A. Allégations des plaignants

A. Allégations des plaignants
  1. 212. Dans leur communication de juin 2003, la CTA et le Si.Tra.M. de la province de Jujuy indiquent que leur plainte a pour motif les sanctions et les licenciements dont ont fait l’objet des membres du Si.Tra.M. qui travaillent dans l’entreprise Alberdi SA (supermarchés COMODIN), faits survenus après que cette entreprise a été informée de la constitution du syndicat et de la composition de la commission de direction du syndicat, et après que les travailleurs membres du syndicat ont participé à une grève que le syndicat avait décidée.
  2. 213. Les organisations plaignantes indiquent que le Si.Tra.M. est un syndicat de premier degré en cours d’enregistrement auprès du ministère du Travail, de l’Emploi et de la Sécurité sociale – démarche entamée le 23 avril 2003. Le syndicat déploie ses activités sur tout le territoire de la province de Jujuy et est affilié à la CTA. Les plaignants indiquent aussi que, le 3 mai 2003, par courrier, le secrétaire général du Si.Tra.M. a porté à la connaissance de l’entreprise Alberdi SA (supermarchés COMODIN) la création du syndicat – affilié à la CTA – et la liste complète des membres de sa commission de direction. Les plaignants affirment que, le lendemain même, l’entreprise a licencié M. Ricardo Rolando Gramajo, secrétaire général adjoint du syndicat, sans tenir compte de son privilège syndical, ce qui constitue manifestement une mesure antisyndicale.
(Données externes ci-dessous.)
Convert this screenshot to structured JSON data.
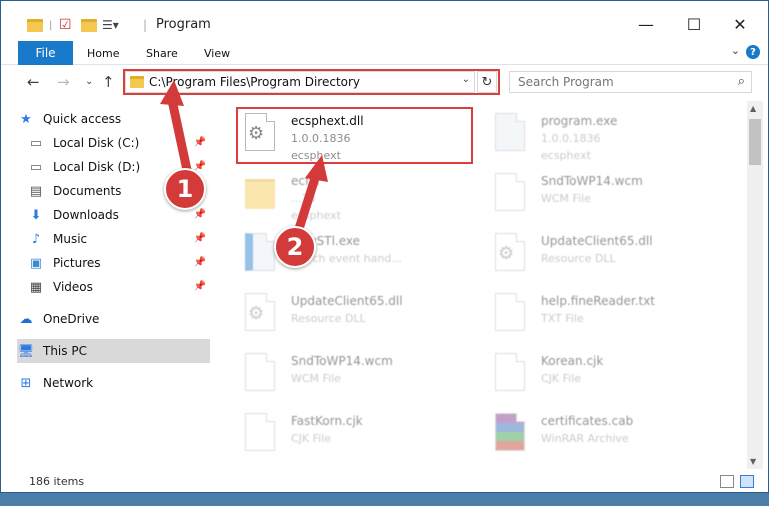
{
  "window": {
    "title": "Program"
  },
  "ribbon": {
    "file": "File",
    "tabs": [
      "Home",
      "Share",
      "View"
    ],
    "help": "?"
  },
  "address": {
    "path": "C:\\Program Files\\Program Directory"
  },
  "search": {
    "placeholder": "Search Program"
  },
  "sidebar": {
    "items": [
      {
        "label": "Quick access",
        "icon": "star-icon"
      },
      {
        "label": "Local Disk (C:)",
        "icon": "drive-icon",
        "pinned": true
      },
      {
        "label": "Local Disk (D:)",
        "icon": "drive-icon",
        "pinned": true
      },
      {
        "label": "Documents",
        "icon": "documents-icon",
        "pinned": true
      },
      {
        "label": "Downloads",
        "icon": "downloads-icon",
        "pinned": true
      },
      {
        "label": "Music",
        "icon": "music-icon",
        "pinned": true
      },
      {
        "label": "Pictures",
        "icon": "pictures-icon",
        "pinned": true
      },
      {
        "label": "Videos",
        "icon": "videos-icon",
        "pinned": true
      },
      {
        "label": "OneDrive",
        "icon": "cloud-icon"
      },
      {
        "label": "This PC",
        "icon": "computer-icon",
        "selected": true
      },
      {
        "label": "Network",
        "icon": "network-icon"
      }
    ]
  },
  "files": [
    {
      "name": "ecsphext.dll",
      "line2": "1.0.0.1836",
      "line3": "ecsphext",
      "highlight": true
    },
    {
      "name": "program.exe",
      "line2": "1.0.0.1836",
      "line3": "ecsphext"
    },
    {
      "name": "ecf...",
      "line2": "...36",
      "line3": "ecsphext"
    },
    {
      "name": "SndToWP14.wcm",
      "line2": "WCM File",
      "line3": ""
    },
    {
      "name": "...yySTl.exe",
      "line2": "...t' ch event hand...",
      "line3": ""
    },
    {
      "name": "UpdateClient65.dll",
      "line2": "Resource DLL",
      "line3": ""
    },
    {
      "name": "UpdateClient65.dll",
      "line2": "Resource DLL",
      "line3": ""
    },
    {
      "name": "help.fineReader.txt",
      "line2": "TXT File",
      "line3": ""
    },
    {
      "name": "SndToWP14.wcm",
      "line2": "WCM File",
      "line3": ""
    },
    {
      "name": "Korean.cjk",
      "line2": "CJK File",
      "line3": ""
    },
    {
      "name": "FastKorn.cjk",
      "line2": "CJK File",
      "line3": ""
    },
    {
      "name": "certificates.cab",
      "line2": "WinRAR Archive",
      "line3": ""
    }
  ],
  "status": {
    "count": "186 items"
  },
  "callouts": {
    "one": "1",
    "two": "2"
  },
  "colors": {
    "accent": "#1979ca",
    "highlight": "#d93f3f",
    "selected": "#d9d9d9"
  }
}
  3. 214. Les plaignants ajoutent que, depuis lors, l’entreprise a entamé un conflit collectif ouvert avec le syndicat, lequel, à l’issue d’une assemblée et d’un vote unanime, a décidé de lutter en vue de la réintégration du membre fondateur du syndicat qui avait été licencié, et de l’application de l’augmentation salariale décidée par le pouvoir exécutif national, en vertu des décrets nos 1273/02, 2641/02 et 905/03. Cette augmentation est due aux travailleurs depuis juillet 2002, soit depuis près d’un an. Le 4 juin 2003, conformément à la loi nationale no 14786 sur la conciliation et l’arbitrage obligatoire, le Si.Tra.M. a dûment fait connaître sa décision, c’est-à-dire les mesures de force prévues pour le 9 juin 2003, à la direction du travail de la province de Jujuy et à la section compétente du ministère du Travail de la nation. Il a aussi demandé, conformément à la loi susmentionnée, que l’Etat intervienne dans le conflit et enjoigne aux parties au conflit de se présenter à une réunion de conciliation. Ni la direction du travail de la province de Jujuy ni le ministère du Travail, de l’Emploi et de la Sécurité sociale de la nation n’ont pris de mesures dans ce sens. Ils sont restés indifférents à la demande du Si.Tra.M.. Ce dernier, le 30 avril 2003, par une note de son secrétaire général, avait porté à la connaissance de la direction du travail de la province de Jujuy la constitution du syndicat et la liste des membres de la commission de direction, et joint copie du document qui indique que la demande d’enregistrement syndicale adressée au ministère du Travail, de l’Emploi et de la Sécurité sociale est en cours. La direction provinciale du travail n’ignorait donc pas l’existence du syndicat au moment où celui-ci lui a demandé d’intervenir dans le conflit.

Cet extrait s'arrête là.